Okay, this is definitely an extenuating circumstance, and I know what you say here isn't exactly how you coach the players, I don't have a good grasp on that but: Don't call them "wrong together" then. Give your secondary players a rule or guideline about coverage changes at the snap. I've been given rules both of the "no changes on late motion" variety and "make this automatic change on late motion" variety. Late motion happens. Give the players clear ideas of the right and wrong way to deal with it. If you tell your secondary, or the safeties, or just the one safety, "do not change coverage after this point" then you've given them the ability to make the "right" decision together instead of telling them "we can live with you all being wrong together" and "you were both technically correct at the times you made the call."

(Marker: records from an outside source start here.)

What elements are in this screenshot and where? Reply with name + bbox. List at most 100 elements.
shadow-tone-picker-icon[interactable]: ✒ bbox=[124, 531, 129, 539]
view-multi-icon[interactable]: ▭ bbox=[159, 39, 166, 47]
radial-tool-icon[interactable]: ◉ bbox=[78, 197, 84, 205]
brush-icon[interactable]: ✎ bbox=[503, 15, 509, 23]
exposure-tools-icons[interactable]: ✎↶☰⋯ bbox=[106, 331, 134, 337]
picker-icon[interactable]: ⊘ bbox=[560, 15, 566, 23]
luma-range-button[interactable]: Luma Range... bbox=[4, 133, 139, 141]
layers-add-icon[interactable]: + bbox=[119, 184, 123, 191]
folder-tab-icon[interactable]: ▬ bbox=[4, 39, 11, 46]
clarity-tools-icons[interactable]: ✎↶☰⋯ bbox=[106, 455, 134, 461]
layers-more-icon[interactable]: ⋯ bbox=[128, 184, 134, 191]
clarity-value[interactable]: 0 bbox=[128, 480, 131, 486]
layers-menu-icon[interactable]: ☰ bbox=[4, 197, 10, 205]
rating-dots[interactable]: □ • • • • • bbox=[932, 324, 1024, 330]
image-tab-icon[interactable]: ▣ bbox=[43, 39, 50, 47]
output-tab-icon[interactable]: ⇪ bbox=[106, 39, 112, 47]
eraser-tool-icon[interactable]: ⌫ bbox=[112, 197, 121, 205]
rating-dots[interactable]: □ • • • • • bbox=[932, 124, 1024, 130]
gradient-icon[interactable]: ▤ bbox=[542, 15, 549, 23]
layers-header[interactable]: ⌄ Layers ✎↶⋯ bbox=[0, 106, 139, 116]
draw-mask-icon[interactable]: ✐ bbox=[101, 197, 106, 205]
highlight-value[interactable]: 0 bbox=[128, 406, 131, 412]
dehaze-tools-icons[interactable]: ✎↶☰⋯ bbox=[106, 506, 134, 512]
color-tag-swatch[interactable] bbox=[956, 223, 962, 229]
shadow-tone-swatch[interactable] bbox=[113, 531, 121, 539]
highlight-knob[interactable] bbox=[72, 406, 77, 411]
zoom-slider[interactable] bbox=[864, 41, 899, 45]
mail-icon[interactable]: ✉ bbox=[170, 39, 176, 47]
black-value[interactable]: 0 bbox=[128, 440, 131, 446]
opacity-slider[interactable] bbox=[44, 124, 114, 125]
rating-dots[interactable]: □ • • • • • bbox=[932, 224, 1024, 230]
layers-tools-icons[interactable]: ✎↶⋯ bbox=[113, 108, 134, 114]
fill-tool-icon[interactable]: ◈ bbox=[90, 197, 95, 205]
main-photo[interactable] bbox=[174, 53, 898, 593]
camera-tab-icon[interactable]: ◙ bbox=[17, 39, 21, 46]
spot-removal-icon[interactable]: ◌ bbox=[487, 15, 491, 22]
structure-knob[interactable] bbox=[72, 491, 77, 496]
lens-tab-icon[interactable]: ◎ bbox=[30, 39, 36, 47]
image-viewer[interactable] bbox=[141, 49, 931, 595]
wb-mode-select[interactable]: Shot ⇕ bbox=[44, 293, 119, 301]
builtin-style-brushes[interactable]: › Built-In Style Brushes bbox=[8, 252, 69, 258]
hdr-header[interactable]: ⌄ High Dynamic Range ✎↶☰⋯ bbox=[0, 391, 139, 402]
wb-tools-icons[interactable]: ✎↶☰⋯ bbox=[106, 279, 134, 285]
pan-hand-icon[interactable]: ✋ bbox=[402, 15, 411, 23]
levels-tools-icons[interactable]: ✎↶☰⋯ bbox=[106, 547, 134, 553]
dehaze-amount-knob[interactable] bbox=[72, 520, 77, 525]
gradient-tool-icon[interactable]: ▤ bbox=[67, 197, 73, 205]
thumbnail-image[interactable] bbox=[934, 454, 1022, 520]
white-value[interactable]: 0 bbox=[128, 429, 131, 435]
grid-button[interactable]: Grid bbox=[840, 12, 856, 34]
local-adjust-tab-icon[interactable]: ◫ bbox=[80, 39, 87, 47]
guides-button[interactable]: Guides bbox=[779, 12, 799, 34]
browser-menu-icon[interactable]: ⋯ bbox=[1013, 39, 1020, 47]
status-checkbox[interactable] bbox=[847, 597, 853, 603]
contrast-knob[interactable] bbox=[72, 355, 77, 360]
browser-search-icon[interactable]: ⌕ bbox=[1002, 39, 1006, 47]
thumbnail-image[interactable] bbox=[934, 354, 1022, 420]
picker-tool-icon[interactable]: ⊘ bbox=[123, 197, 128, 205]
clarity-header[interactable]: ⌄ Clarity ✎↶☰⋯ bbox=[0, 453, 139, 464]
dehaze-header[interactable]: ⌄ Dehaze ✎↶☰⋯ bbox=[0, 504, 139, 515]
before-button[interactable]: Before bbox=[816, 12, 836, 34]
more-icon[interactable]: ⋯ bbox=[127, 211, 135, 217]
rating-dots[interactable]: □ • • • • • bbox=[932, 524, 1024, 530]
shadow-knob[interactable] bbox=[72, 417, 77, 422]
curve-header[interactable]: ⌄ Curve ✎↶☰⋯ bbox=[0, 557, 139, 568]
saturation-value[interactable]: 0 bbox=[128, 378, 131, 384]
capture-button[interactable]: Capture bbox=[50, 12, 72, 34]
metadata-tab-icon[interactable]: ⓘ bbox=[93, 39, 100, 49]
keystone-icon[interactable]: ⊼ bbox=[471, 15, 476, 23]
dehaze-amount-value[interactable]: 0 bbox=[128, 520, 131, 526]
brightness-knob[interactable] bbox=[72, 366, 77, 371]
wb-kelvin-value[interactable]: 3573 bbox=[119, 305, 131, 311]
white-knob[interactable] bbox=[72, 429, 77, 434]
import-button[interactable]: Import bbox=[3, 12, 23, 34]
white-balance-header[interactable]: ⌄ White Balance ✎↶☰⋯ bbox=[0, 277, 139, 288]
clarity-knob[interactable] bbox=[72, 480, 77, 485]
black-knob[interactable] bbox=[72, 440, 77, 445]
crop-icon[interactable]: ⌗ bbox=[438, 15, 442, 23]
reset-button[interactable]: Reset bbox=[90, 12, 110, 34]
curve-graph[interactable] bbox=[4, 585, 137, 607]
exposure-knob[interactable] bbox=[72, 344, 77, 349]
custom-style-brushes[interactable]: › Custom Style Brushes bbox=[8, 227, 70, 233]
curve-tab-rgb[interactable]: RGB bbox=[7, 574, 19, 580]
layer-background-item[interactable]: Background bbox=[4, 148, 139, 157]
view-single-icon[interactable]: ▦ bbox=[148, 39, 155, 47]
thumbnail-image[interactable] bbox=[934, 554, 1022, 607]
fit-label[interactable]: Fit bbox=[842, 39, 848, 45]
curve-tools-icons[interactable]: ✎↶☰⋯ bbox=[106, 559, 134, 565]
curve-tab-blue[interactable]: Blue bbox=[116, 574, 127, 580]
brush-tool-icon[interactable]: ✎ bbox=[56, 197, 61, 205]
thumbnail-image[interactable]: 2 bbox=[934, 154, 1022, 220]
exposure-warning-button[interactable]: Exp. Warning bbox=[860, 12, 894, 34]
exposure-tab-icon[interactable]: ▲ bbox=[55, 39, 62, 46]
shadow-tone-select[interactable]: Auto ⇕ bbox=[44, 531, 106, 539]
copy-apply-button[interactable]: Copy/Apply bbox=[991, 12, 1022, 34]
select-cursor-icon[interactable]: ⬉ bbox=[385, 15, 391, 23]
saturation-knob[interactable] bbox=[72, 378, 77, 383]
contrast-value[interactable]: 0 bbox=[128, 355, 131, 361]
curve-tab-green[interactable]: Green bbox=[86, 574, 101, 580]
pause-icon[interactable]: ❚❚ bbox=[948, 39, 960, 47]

The other thing I would say is to not be afraid of having secondary players in transition at the snap. QBs don't like that any more than you do. Probably less. If you don't want that OLB moving around that's one thing but safeties, who cares what they're doing as long as they're making the QB nervous and they can get where they need faster than a receiver or a running back.
You are right, teach them to do their job, but every defense has someone responsible for the calls at LB and in the secondary. Because not every player can see the entire formation. A CB split out is not going to be able to see a late motion on the other side of the field and adjust. That is not where his attention should be with a snap imminent.
That's true, and that's why communication - "twins right!" "two back" "motion motion motion" "watch crack" - is important. Always like arraignments where the information was passed instead of the coverage call. Gave me a better idea of what was going to happen. Like if I have twins to my side, then get a motion my side call, I both know the coverage adjustment if any and also that I'm likely looking at a levels-route situation.
You are right, your players are young and very inexperienced, and it is still early in the season (most likely). But you seem to have at least two players capable of making coverage calls. When I have played football, when coaches have allowed responsibility to be distributed as players are able to handle it, there have always been tangible rewards in the level of play.